Isn't a similar thing possible through ELK stack for those who are already maintaining one, the logs should be sent to Elastic Search for indexing. It might not be as customisable as this product.
Definitely possible but as is the case with most Saas products, It's much easier and convenient to just pay someone $10 a month to do it for you rather than hosting an entire ELK stack somewhere (And having to upskill to get it all working efficiently).
Off topic but about that blog: please make the text darker. I had to zoom it at 1 cm per line before being able to read it comfortably (some 400 dpi screen). My tablet is laying over a magazine and I can read its darker text at less than half the size.

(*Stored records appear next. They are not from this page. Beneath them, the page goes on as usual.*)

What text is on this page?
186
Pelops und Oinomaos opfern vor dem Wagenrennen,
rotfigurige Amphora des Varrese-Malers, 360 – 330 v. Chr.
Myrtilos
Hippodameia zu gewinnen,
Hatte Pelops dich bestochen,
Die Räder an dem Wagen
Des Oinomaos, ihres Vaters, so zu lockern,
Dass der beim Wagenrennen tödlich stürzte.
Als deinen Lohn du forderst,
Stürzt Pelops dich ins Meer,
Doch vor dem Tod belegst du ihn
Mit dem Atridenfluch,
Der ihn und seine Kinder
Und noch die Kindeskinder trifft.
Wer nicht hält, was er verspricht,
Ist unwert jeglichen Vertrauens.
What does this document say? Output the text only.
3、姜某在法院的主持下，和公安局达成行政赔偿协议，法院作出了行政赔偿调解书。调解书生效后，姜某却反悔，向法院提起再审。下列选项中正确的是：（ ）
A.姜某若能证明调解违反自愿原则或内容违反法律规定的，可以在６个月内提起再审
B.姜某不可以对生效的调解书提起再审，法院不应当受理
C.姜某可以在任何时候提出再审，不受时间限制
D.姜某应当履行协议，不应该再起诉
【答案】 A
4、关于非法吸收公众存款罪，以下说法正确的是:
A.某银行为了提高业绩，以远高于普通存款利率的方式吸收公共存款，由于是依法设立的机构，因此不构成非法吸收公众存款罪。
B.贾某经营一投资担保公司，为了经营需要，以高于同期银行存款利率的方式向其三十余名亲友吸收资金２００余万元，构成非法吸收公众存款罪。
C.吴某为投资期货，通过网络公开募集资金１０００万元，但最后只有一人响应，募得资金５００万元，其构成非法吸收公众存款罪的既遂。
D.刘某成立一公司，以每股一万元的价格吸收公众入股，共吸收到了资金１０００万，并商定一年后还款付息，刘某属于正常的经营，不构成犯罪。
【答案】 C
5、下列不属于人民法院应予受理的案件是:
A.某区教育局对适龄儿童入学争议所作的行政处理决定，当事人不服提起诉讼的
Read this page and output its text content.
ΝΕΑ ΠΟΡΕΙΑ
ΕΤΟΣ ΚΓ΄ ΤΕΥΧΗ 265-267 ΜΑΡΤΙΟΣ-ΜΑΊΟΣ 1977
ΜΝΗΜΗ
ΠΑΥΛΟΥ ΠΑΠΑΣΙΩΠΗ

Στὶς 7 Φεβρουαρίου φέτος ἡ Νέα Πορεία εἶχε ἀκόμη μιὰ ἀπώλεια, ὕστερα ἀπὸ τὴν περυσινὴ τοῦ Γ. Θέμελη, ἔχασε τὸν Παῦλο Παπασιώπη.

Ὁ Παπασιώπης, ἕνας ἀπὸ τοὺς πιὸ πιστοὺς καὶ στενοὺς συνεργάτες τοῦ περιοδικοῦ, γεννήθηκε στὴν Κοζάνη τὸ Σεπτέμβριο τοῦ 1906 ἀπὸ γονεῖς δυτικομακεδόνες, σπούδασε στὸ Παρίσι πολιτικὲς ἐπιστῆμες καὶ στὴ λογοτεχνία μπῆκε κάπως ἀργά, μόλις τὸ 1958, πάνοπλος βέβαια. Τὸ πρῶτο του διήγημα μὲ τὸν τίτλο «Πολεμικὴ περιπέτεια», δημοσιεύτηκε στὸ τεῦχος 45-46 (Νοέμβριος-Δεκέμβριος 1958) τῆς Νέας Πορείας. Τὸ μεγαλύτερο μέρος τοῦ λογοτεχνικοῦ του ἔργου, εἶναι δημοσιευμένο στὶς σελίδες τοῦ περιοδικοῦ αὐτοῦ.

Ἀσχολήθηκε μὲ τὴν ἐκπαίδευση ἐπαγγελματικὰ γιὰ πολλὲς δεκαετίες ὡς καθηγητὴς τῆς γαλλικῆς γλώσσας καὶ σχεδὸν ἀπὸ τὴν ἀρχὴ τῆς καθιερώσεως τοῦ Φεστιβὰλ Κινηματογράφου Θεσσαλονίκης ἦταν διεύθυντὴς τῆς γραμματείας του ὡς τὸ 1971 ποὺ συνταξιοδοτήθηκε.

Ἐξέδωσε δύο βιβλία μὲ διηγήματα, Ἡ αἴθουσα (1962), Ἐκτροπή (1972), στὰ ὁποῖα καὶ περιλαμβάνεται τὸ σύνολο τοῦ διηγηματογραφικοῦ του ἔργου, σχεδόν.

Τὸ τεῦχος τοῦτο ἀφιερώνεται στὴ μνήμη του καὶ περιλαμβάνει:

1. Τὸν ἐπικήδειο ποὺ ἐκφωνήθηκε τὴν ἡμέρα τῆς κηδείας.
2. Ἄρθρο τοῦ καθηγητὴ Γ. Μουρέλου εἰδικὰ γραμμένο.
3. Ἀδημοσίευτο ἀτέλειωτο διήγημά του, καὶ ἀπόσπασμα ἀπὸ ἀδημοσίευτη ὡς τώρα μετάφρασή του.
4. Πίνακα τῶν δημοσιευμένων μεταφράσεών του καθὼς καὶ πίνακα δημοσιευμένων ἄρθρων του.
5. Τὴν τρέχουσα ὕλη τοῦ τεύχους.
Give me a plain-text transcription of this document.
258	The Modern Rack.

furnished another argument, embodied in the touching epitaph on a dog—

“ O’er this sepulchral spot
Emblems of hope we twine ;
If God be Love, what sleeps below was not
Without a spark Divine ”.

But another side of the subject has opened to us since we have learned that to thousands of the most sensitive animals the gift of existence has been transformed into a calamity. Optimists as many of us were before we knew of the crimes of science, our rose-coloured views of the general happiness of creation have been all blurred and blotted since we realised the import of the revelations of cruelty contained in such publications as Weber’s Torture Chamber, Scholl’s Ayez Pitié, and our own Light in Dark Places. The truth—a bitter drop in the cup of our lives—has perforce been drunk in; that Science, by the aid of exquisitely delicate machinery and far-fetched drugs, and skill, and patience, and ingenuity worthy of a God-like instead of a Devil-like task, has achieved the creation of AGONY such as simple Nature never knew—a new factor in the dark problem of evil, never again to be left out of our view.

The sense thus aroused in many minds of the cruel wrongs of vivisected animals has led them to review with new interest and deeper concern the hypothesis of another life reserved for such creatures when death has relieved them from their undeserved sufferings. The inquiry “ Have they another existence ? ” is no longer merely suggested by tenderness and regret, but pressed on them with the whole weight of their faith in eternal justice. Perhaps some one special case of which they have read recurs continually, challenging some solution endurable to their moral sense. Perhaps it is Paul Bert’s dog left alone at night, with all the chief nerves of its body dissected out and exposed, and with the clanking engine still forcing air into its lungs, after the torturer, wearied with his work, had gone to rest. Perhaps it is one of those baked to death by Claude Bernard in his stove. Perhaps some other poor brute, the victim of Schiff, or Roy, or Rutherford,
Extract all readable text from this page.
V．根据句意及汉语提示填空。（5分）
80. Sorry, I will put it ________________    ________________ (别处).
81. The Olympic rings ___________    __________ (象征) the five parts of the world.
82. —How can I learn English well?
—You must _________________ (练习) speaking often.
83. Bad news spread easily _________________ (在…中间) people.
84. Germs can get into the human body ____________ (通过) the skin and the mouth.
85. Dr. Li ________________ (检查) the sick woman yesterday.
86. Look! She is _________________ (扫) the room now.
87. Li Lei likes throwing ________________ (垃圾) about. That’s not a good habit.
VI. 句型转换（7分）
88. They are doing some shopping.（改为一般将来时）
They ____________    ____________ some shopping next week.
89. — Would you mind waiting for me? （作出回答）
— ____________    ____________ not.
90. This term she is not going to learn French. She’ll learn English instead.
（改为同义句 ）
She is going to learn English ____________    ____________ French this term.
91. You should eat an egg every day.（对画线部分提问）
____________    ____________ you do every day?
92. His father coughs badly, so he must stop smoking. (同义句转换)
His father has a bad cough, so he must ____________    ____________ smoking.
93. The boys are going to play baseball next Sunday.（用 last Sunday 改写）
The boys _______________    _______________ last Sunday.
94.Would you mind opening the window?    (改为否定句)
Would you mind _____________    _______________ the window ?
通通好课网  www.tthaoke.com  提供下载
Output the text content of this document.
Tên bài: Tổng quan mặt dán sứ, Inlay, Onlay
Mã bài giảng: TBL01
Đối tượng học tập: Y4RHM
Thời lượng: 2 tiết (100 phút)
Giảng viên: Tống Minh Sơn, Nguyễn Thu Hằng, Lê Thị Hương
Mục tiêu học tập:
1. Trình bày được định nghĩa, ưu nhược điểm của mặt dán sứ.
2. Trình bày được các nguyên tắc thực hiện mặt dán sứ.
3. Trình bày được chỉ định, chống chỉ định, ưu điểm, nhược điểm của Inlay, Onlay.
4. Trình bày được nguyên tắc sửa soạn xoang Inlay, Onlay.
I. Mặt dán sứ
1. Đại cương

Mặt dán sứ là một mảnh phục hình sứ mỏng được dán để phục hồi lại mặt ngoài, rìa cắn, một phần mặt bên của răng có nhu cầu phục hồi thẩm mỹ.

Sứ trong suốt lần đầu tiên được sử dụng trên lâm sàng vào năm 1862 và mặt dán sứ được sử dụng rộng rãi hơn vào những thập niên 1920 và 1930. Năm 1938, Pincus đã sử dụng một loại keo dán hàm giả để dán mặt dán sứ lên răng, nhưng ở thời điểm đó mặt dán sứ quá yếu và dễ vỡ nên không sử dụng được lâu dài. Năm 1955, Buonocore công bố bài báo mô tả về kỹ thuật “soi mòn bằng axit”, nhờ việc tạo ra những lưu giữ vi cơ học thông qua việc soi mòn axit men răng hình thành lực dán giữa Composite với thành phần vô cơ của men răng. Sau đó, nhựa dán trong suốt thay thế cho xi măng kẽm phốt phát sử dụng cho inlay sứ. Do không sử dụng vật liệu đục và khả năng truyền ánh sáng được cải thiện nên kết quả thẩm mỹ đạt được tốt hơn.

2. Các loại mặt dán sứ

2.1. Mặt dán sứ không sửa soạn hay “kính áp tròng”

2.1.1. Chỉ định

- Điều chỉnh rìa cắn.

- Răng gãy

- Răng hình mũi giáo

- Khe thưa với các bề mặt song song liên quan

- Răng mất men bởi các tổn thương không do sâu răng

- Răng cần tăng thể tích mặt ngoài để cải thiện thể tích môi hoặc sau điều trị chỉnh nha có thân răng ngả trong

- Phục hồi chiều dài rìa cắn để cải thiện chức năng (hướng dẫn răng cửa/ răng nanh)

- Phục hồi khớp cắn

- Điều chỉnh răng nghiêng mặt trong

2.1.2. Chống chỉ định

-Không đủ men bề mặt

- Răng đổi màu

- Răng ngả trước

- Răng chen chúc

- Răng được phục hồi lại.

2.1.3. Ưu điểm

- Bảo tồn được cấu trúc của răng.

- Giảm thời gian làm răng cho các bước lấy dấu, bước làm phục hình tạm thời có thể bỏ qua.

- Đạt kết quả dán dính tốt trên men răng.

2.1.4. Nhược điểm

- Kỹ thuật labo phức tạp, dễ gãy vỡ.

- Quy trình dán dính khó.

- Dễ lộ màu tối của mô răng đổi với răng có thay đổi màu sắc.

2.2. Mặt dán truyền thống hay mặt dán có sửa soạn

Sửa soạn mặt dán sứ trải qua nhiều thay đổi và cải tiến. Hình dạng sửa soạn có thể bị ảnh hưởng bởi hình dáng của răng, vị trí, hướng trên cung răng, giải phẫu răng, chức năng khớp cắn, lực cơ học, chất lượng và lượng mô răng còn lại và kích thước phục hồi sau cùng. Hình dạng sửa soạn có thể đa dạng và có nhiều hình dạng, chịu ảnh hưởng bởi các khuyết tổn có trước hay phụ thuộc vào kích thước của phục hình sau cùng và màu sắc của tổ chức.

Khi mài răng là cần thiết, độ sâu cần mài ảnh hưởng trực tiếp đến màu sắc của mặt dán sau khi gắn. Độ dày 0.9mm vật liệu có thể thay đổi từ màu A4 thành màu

I think the problem is the font-weight. I wasn't really able to read the page until I changed it from 300 to 400. I don't think anyone should reduce the font-weight of their body text, it just looks too greyed-out.
Please please make that site responsive. I do a lot of checking and things on my phone and if I can't read your site I will assume I can't use your project on my phone and go on with my life.
> I’d much prefer to keep those minutes for things like blowing off work for the day to go rock climbing because it’s sunny and I can do that because I run my own company. The less time I have to spend dealing with these customers, the better.
This doesn't really instill confidence in the level of post-purchase support I'd get if I were to buy in. I can easily empathize with the mentality and can even appreciate it if it's intended as humor, but all I see here is "I just want you to pay me."
Ah, but consider the support lag you get for most products, and the person from whom you receive a reply to your email (and their ability to actually do anything about your issue).
So yeah, you might have to wait until the next day for a reply. But that reply will be to say that your issue has been fixed (by the guy who built the product) and that no further action is required on your part.
People seem to like that. (And a guy can only really climb hard a couple days a week without injury, so it's entirely possible you'll find me in front of the keyboard.)
I appreciate this reply a bit more, though it's worth noting that this approach doesn't really scale all that well.
As you add customers, you'll eventually be stretched thin as you try to cater to different needs (assuming that's your goal—it might not be!). Assuming you eventually bring on other technical folks, I'd argue that you'd want to prevent this same language and mentality from persisting as a part of company culture.
But again, your goal might only be to reach a certain size and live comfortably. If so, then you're probably fine. I suppose my qualm was more with the image conveyed by your language more than anything else.
> But again, your goal might only be to reach a certain size and live comfortably. If so, then you're probably fine. I suppose my qualm was more with the image conveyed by your language more than anything else.
> We're the sort of enterprise that is often termed a "lifestyle business" by people who feel that a software company should involve Venture Capital, sixty hour weeks, and "disrupting things". I'm sure we'd be doing all sorts of that if we were in the Bay Area, but we're not.
I like the honesty. I look at it as that he has automated the most frequent stuff and that his allotment of time can go to further unique cases of customer service. Automated surface breadth allows deepness with finite time.
Well, in context he was talking about replacing something that he did for his customers in a time consuming way with something that was even easier for his customers.
I was a user of S3Stat once. I emailed in about a problem about 4 years ago. Still no reply. I'm not upset at all as it was dirt cheap. But support is not a priority.
Ah, bummer. Sorry to miss a mail, since I do make a point of at least answering them. If you remember what the issue was, and still want to use the service, send me a mail.
I'll try to get back to you within a few months this time.
Quite possibly one of the best pricing pages[1] I've seen in a while too.